Can anyone suggest any alternative fixing methods that would maintain the 'wooden' look (one so far was to angle the recess similar dovetail type joint, but my understanding is this would only assist with lateral movement rather than uplift).

Any ideas appreciated.

PS I purchased the alan staines book for assistance with design and spans etc and highly recommend it.

echnidna
23rd December 2004, 12:43 PM
We just used skew nails in the old days before steel brackets.
Skew nail joints are quite strong
If you want to make a skew nail joint a bit stronger there are several options
1. Put a coachscrew through the fascia from the back.
2. Use woodscrews instead of nails - drill the holes so the screws dont split the timber

journeyman Mick
23rd December 2004, 11:27 PM
If it's exposed to the weather I'd avoid any type of rebated joint as it will just preovide a point for water to collect and cause rot. If it's protected from the weather then like Echidna says, screws will be fine.

Mick

seriph1
24th December 2004, 07:20 AM
Hi and welcome to the forum! You'll find a huge amount of knowledge here and should have fun! :)

what kind of look are you wanting to achieve with your Pergola? If Arts & Crafts or Post n Beam look, then there is a range of books available to make it truly a thing of beauty. Do you have a pic of a finished one that you would like to copy, that you could post?

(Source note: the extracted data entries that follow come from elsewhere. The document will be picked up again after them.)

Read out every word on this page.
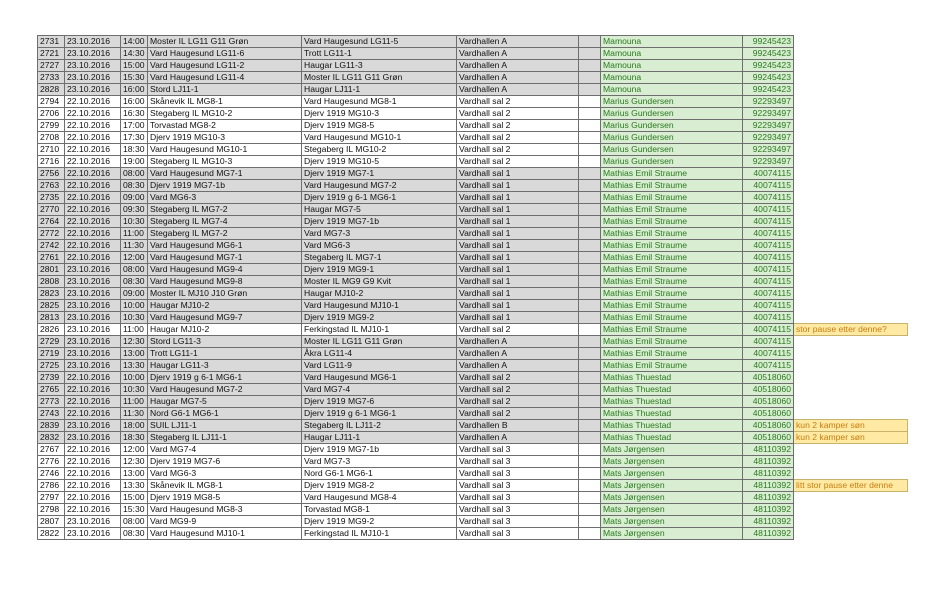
2731	23.10.2016	14:00	Moster IL LG11 G11 Grøn	Vard Haugesund LG11-5	Vardhallen A		Mamouna	99245423	
2721	23.10.2016	14:30	Vard Haugesund LG11-6	Trott LG11-1	Vardhallen A		Mamouna	99245423	
2727	23.10.2016	15:00	Vard Haugesund LG11-2	Haugar LG11-3	Vardhallen A		Mamouna	99245423	
2733	23.10.2016	15:30	Vard Haugesund LG11-4	Moster IL LG11 G11 Grøn	Vardhallen A		Mamouna	99245423	
2828	23.10.2016	16:00	Stord LJ11-1	Haugar LJ11-1	Vardhallen A		Mamouna	99245423	
2794	22.10.2016	16:00	Skånevik IL MG8-1	Vard Haugesund MG8-1	Vardhall sal 2		Marius Gundersen	92293497	
2706	22.10.2016	16:30	Stegaberg IL MG10-2	Djerv 1919 MG10-3	Vardhall sal 2		Marius Gundersen	92293497	
2799	22.10.2016	17:00	Torvastad MG8-2	Djerv 1919 MG8-5	Vardhall sal 2		Marius Gundersen	92293497	
2708	22.10.2016	17:30	Djerv 1919 MG10-3	Vard Haugesund MG10-1	Vardhall sal 2		Marius Gundersen	92293497	
2710	22.10.2016	18:30	Vard Haugesund MG10-1	Stegaberg IL MG10-2	Vardhall sal 2		Marius Gundersen	92293497	
2716	22.10.2016	19:00	Stegaberg IL MG10-3	Djerv 1919 MG10-5	Vardhall sal 2		Marius Gundersen	92293497	
2756	22.10.2016	08:00	Vard Haugesund MG7-1	Djerv 1919 MG7-1	Vardhall sal 1		Mathias Emil Straume	40074115	
2763	22.10.2016	08:30	Djerv 1919 MG7-1b	Vard Haugesund MG7-2	Vardhall sal 1		Mathias Emil Straume	40074115	
2735	22.10.2016	09:00	Vard MG6-3	Djerv 1919 g 6-1 MG6-1	Vardhall sal 1		Mathias Emil Straume	40074115	
2770	22.10.2016	09:30	Stegaberg IL MG7-2	Haugar MG7-5	Vardhall sal 1		Mathias Emil Straume	40074115	
2764	22.10.2016	10:30	Stegaberg IL MG7-4	Djerv 1919 MG7-1b	Vardhall sal 1		Mathias Emil Straume	40074115	
2772	22.10.2016	11:00	Stegaberg IL MG7-2	Vard MG7-3	Vardhall sal 1		Mathias Emil Straume	40074115	
2742	22.10.2016	11:30	Vard Haugesund MG6-1	Vard MG6-3	Vardhall sal 1		Mathias Emil Straume	40074115	
2761	22.10.2016	12:00	Vard Haugesund MG7-1	Stegaberg IL MG7-1	Vardhall sal 1		Mathias Emil Straume	40074115	
2801	23.10.2016	08:00	Vard Haugesund MG9-4	Djerv 1919 MG9-1	Vardhall sal 1		Mathias Emil Straume	40074115	
2808	23.10.2016	08:30	Vard Haugesund MG9-8	Moster IL MG9 G9 Kvit	Vardhall sal 1		Mathias Emil Straume	40074115	
2823	23.10.2016	09:00	Moster IL MJ10 J10 Grøn	Haugar MJ10-2	Vardhall sal 1		Mathias Emil Straume	40074115	
2825	23.10.2016	10:00	Haugar MJ10-2	Vard Haugesund MJ10-1	Vardhall sal 1		Mathias Emil Straume	40074115	
2813	23.10.2016	10:30	Vard Haugesund MG9-7	Djerv 1919 MG9-2	Vardhall sal 1		Mathias Emil Straume	40074115	
2826	23.10.2016	11:00	Haugar MJ10-2	Ferkingstad IL MJ10-1	Vardhall sal 2		Mathias Emil Straume	40074115	stor pause etter denne?
2729	23.10.2016	12:30	Stord LG11-3	Moster IL LG11 G11 Grøn	Vardhallen A		Mathias Emil Straume	40074115	
2719	23.10.2016	13:00	Trott LG11-1	Åkra LG11-4	Vardhallen A		Mathias Emil Straume	40074115	
2725	23.10.2016	13:30	Haugar LG11-3	Vard LG11-9	Vardhallen A		Mathias Emil Straume	40074115	
2739	22.10.2016	10:00	Djerv 1919 g 6-1 MG6-1	Vard Haugesund MG6-1	Vardhall sal 2		Mathias Thuestad	40518060	
2765	22.10.2016	10:30	Vard Haugesund MG7-2	Vard MG7-4	Vardhall sal 2		Mathias Thuestad	40518060	
2773	22.10.2016	11:00	Haugar MG7-5	Djerv 1919 MG7-6	Vardhall sal 2		Mathias Thuestad	40518060	
2743	22.10.2016	11:30	Nord G6-1 MG6-1	Djerv 1919 g 6-1 MG6-1	Vardhall sal 2		Mathias Thuestad	40518060	
2839	23.10.2016	18:00	SUIL LJ11-1	Stegaberg IL LJ11-2	Vardhallen B		Mathias Thuestad	40518060	kun 2 kamper søn
2832	23.10.2016	18:30	Stegaberg IL LJ11-1	Haugar LJ11-1	Vardhallen A		Mathias Thuestad	40518060	kun 2 kamper søn
2767	22.10.2016	12:00	Vard MG7-4	Djerv 1919 MG7-1b	Vardhall sal 3		Mats Jørgensen	48110392	
2776	22.10.2016	12:30	Djerv 1919 MG7-6	Vard MG7-3	Vardhall sal 3		Mats Jørgensen	48110392	
2746	22.10.2016	13:00	Vard MG6-3	Nord G6-1 MG6-1	Vardhall sal 3		Mats Jørgensen	48110392	
2786	22.10.2016	13:30	Skånevik IL MG8-1	Djerv 1919 MG8-2	Vardhall sal 3		Mats Jørgensen	48110392	litt stor pause etter denne
2797	22.10.2016	15:00	Djerv 1919 MG8-5	Vard Haugesund MG8-4	Vardhall sal 3		Mats Jørgensen	48110392	
2798	22.10.2016	15:30	Vard Haugesund MG8-3	Torvastad MG8-1	Vardhall sal 3		Mats Jørgensen	48110392	
2807	23.10.2016	08:00	Vard MG9-9	Djerv 1919 MG9-2	Vardhall sal 3		Mats Jørgensen	48110392	
2822	23.10.2016	08:30	Vard Haugesund MJ10-1	Ferkingstad IL MJ10-1	Vardhall sal 3		Mats Jørgensen	48110392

What material do you want to use? and what is the span of the structure?

Have fun!

Chopstick
24th December 2004, 09:49 AM
Well, at this stage it is intended to be a L shaped hip roof attached to the house, with a span of about 5m, the the lengths of the L being 10m and 8m repectively. I was originally leaning towards wood that I could stain and get some nice wood colour happening, maybe cypress, but I think realistically it will end up being treated pine and I will just paint it especially from a maintainance perspective.
The structure will be roofed so exposure to the weather should be minimal.